Para 2010, a esperança é a conclusão da ciclovia da Restinga, um projeto de R$ 1,2 milhão. A prefeitura entregou recentemente 1,1 quilômetro. Promete concluir até outubro os 3,4 quilômetros que faltam. Também deve ocorrer neste ano a revitalização do 1,26 km na Avenida Guaíba, construído em 1993. O projeto é de R$ 40 mil.

Parte expressiva dos 47 quilômetros prometidos integra projetos de alargamento ou abertura de avenidas – obras incluídas no pacote de R$ 2 bilhões para aprontar Porto Alegre para a Copa. O cronograma, segundo Botin, prevê apresentar os projetos entre setembro e outubro, de maneira a realizar a licitação até o final do ano, o que permitiria iniciar a construção em janeiro. Mas o secretário reconhece que podem haver contratempos. Como os projetos preveem desapropriações, temem-se atrasos.

O custo total das obras ainda não foi calculado

Um bom exemplo é a ciclovia de 1,5 quilômetro na Avenida Diário de Notícias, um dos raros trechos existentes na cidade, construída em 2008 pelo BarraShoppingSul. A previsão era de que a extensão chegasse a dois quilômetros, mas o shopping ainda não pôde terminar a obra em razão de desapropriações pendentes.
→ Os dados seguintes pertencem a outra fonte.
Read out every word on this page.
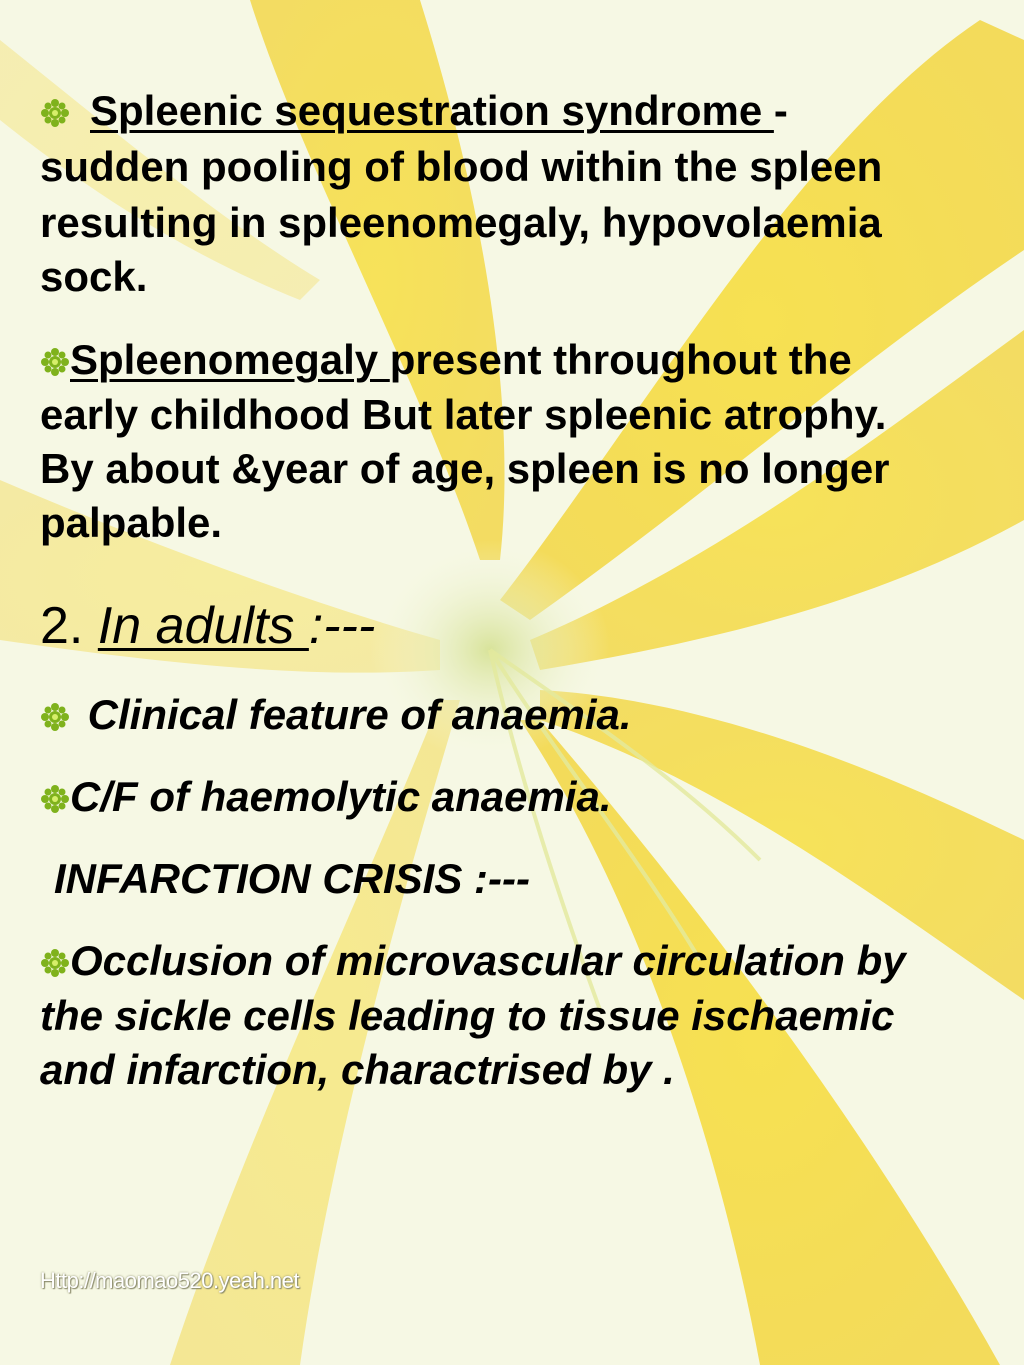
Spleenic sequestration syndrome -

sudden pooling of blood within the spleen

resulting in spleenomegaly, hypovolaemia

sock.

Spleenomegaly present throughout the

early childhood But later spleenic atrophy.

By about &year of age, spleen is no longer

palpable.

2. In adults :---

Clinical feature of anaemia.

C/F of haemolytic anaemia.

INFARCTION CRISIS :---

Occlusion of microvascular circulation by

the sickle cells leading to tissue ischaemic

and infarction, charactrised by .

Http://maomao520.yeah.net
Botin não tem informações do custo das ciclovias ou do tempo necessário para realizar as obras, depois da ordem de início.
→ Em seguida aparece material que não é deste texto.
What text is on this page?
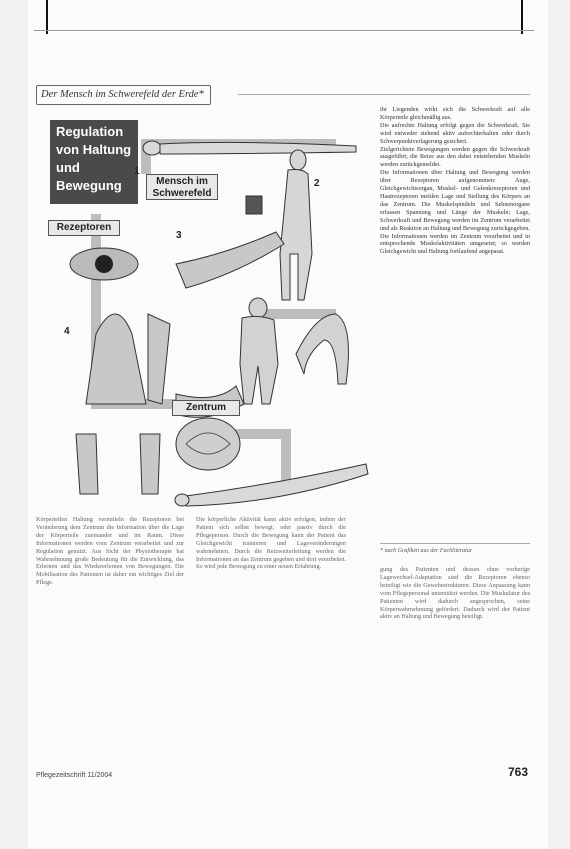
Der Mensch im Schwerefeld der Erde*
Regulation von Haltung und Bewegung
Rezeptoren
Mensch im Schwerefeld
Zentrum
1
2
3
4

ihr Liegenden wirkt sich die Schwerkraft auf alle Körperteile gleichmäßig aus.

Die aufrechte Haltung erfolgt gegen die Schwerkraft. Sie wird entweder stehend aktiv aufrechterhalten oder durch Schwerpunktverlagerung gesichert.

Zielgerichtete Bewegungen werden gegen die Schwerkraft ausgeführt; die Reize aus den dabei entstehenden Muskeln werden zurückgemeldet.

Die Informationen über Haltung und Bewegung werden über Rezeptoren aufgenommen: Auge, Gleichgewichtsorgan, Muskel- und Gelenkrezeptoren und Hautrezeptoren melden Lage und Stellung des Körpers an das Zentrum. Die Muskelspindeln und Sehnenorgane erfassen Spannung und Länge der Muskeln; Lage, Schwerkraft und Bewegung werden im Zentrum verarbeitet und als Reaktion an Haltung und Bewegung zurückgegeben.

Die Informationen werden im Zentrum verarbeitet und in entsprechende Muskelaktivitäten umgesetzt; so werden Gleichgewicht und Haltung fortlaufend angepasst.

* nach Grafiken aus der Fachliteratur
Körperteilen Haltung vermitteln die Rezeptoren bei Veränderung dem Zentrum die Information über die Lage der Körperteile zueinander und im Raum. Diese Informationen werden vom Zentrum verarbeitet und zur Regulation genutzt. Aus Sicht der Physiotherapie hat Wahrnehmung große Bedeutung für die Entwicklung, das Erlernen und das Wiedererlernen von Bewegungen. Die Mobilisation des Patienten ist daher ein wichtiges Ziel der Pflege.
Die körperliche Aktivität kann aktiv erfolgen, indem der Patient sich selbst bewegt, oder passiv durch die Pflegeperson. Durch die Bewegung kann der Patient das Gleichgewicht trainieren und Lageveränderungen wahrnehmen. Durch die Reizweiterleitung werden die Informationen an das Zentrum gegeben und dort verarbeitet. So wird jede Bewegung zu einer neuen Erfahrung.	gung des Patienten und dessen ohne vorherige Lagewechsel-Adaptation sind die Rezeptoren ebenso beteiligt wie die Gewebestrukturen. Diese Anpassung kann vom Pflegepersonal unterstützt werden. Die Muskulatur des Patienten wird dadurch angesprochen, seine Körperwahrnehmung gefördert. Dadurch wird der Patient aktiv an Haltung und Bewegung beteiligt.
Pflegezeitschrift 11/2004	763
– O que posso dizer é que têm de ficar prontas até 2014. É uma diretriz do prefeito – afirmou.

Das obras previstas no programa da Copa, constam 10 quilômetros de faixas para bicicleta na Voluntários da Pátria, cinco na Avenida Tronco, 10 nas avenidas Beira-Rio e Padre Cacique, 6,6 na Ipiranga e 7,8 na Sertório.

Zero Hora procurou por Luiz Afonso Senna na sexta-feira, no sábado e no domingo, mas não conseguiu contato.